Zusammenfassend ist festzustellen, dass auf das offensichtlich verspätete Ausstandsgesuch gegen die Gerichtsschreiberin E____ nicht eingetreten wird und dass gegen keine der weiteren abgelehnten Gerichtspersonen ein Ausstandsgrund gemäss § 56 Abs. 2 GOG in Verbindung mit Art. 47 ZPO vorliegt, weshalb diese Ausstandsgesuche abzuweisen sind. Entsprechend dem Ausgang des Ausstandsverfahrens hat der Gesuchsteller dessen Kosten mit einer Gebühr von CHF 300.– zu tragen (§ 30 Abs. 1 VRPG). Dem Gesuchsteller kann aber die unentgeltliche Rechtspflege für das vorliegende Ausstandsverfahren bewilligt werden, zumal dieses nicht als von vornerein aussichtslos zu qualifizieren ist. Die Gebühr geht daher zulasten der Gerichtskasse.

 

 

Demgemäss erkennt das Verwaltungsgericht (Dreiergericht):

 

://:        Die Ausstandsgesuche gegen die Gerichtspräsidenten B____, C____ und den Richter D____ werden abgewiesen.

 

Auf das Ausstandsgesuch gegen die Gerichtsschreiberin E____ wird nicht eingetreten.

 

Dem Gesuchsteller wird für das Ausstandsverfahren die unentgeltliche Rechtspflege bewilligt.

 

Der Gesuchsteller trägt die Gerichtskosten des Ausstandsverfahrens mit einer Gebühr von CHF 300.–, einschliesslich Auslagen.
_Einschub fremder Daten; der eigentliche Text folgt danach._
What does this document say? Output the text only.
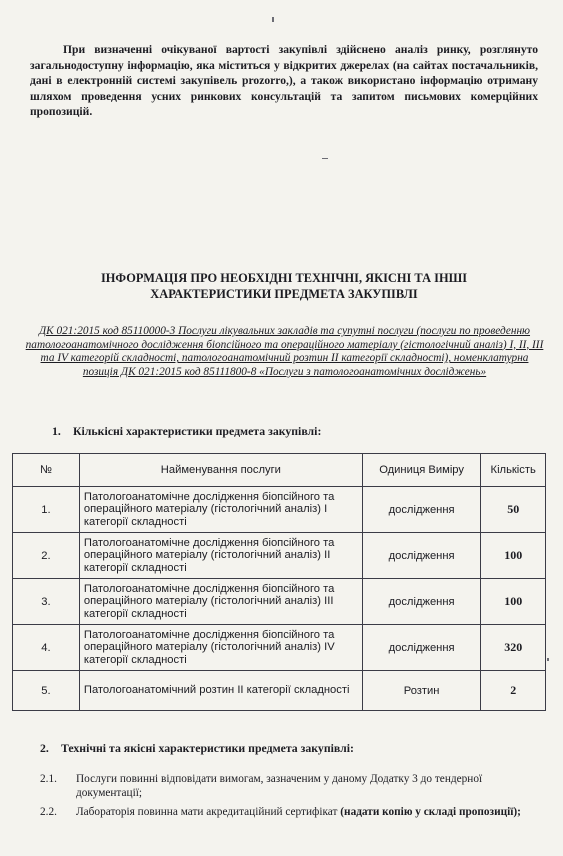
При визначенні очікуваної вартості закупівлі здійснено аналіз ринку, розглянуто загальнодоступну інформацію, яка міститься у відкритих джерелах (на сайтах постачальників, дані в електронній системі закупівель prozorro,), а також використано інформацію отриману шляхом проведення усних ринкових консультацій та запитом письмових комерційних пропозицій.

ІНФОРМАЦІЯ ПРО НЕОБХІДНІ ТЕХНІЧНІ, ЯКІСНІ ТА ІНШІ
ХАРАКТЕРИСТИКИ ПРЕДМЕТА ЗАКУПІВЛІ

ДК 021:2015 код 85110000-3 Послуги лікувальних закладів та супутні послуги (послуги по проведенню патологоанатомічного дослідження біопсійного та операційного матеріалу (гістологічний аналіз) І, ІІ, ІІІ та ІV категорій складності, патологоанатомічний розтин ІІ категорії складності), номенклатурна позиція ДК 021:2015 код 85111800-8 «Послуги з патологоанатомічних досліджень»

1. Кількісні характеристики предмета закупівлі:

№	Найменування послуги	Одиниця Виміру	Кількість
1.	Патологоанатомічне дослідження біопсійного та операційного матеріалу (гістологічний аналіз) І категорії складності	дослідження	50
2.	Патологоанатомічне дослідження біопсійного та операційного матеріалу (гістологічний аналіз) ІІ категорії складності	дослідження	100
3.	Патологоанатомічне дослідження біопсійного та операційного матеріалу (гістологічний аналіз) ІІІ категорії складності	дослідження	100
4.	Патологоанатомічне дослідження біопсійного та операційного матеріалу (гістологічний аналіз) ІV категорії складності	дослідження	320
5.	Патологоанатомічний розтин ІІ категорії складності	Розтин	2

2. Технічні та якісні характеристики предмета закупівлі:

2.1.	Послуги повинні відповідати вимогам, зазначеним у даному Додатку 3 до тендерної документації;

2.2.	Лабораторія повинна мати акредитаційний сертифікат (надати копію у складі пропозиції);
Diese Kosten gehen zufolge Bewilligung der unentgeltlichen Rechtspflege zu Lasten der Gerichtskasse.

 

Mitteilung an:

-       Gesuchsteller

-       abgelehnte Gerichtspersonen des Appellationsgerichts

-       Verfahrensleitung des Rekursverfahrens [...]

 

APPELLATIONSGERICHT BASEL-STADT

 

Der Gerichtsschreiber

 

 

MLaw Martin Manyoki

 

 

 

 

Rechtsmittelbelehrung

 

Gegen diesen Entscheid kann unter den Voraussetzungen von Art. 82 ff. des Bundesgerichtsgesetzes (BGG) innert 30 Tagen seit schriftlicher Eröffnung Beschwerde in öffentlich-rechtlichen Angelegenheiten erhoben werden. Die Beschwerdeschrift ist fristgerecht dem Bundesgericht (1000 Lausanne 14) einzureichen. Für die Anforderungen an deren Inhalt wird auf Art. 42 BGG verwiesen. Über die Zulässigkeit des Rechtsmittels entscheidet das Bundesgericht.

 

Ob an Stelle der Beschwerde in öffentlich-rechtlichen Angelegenheiten ein anderes Rechtsmittel in Frage kommt (z.B. die subsidiäre Verfassungsbeschwerde an das Bundesgericht gemäss Art. 113 BGG), ergibt sich aus den anwendbaren gesetzlichen Bestimmungen. Wird sowohl Beschwerde in öffentlich-rechtlichen Angelegenheiten als auch Verfassungsbeschwerde erhoben, sind beide Rechtsmittel in der gleichen Rechtsschrift einzureichen.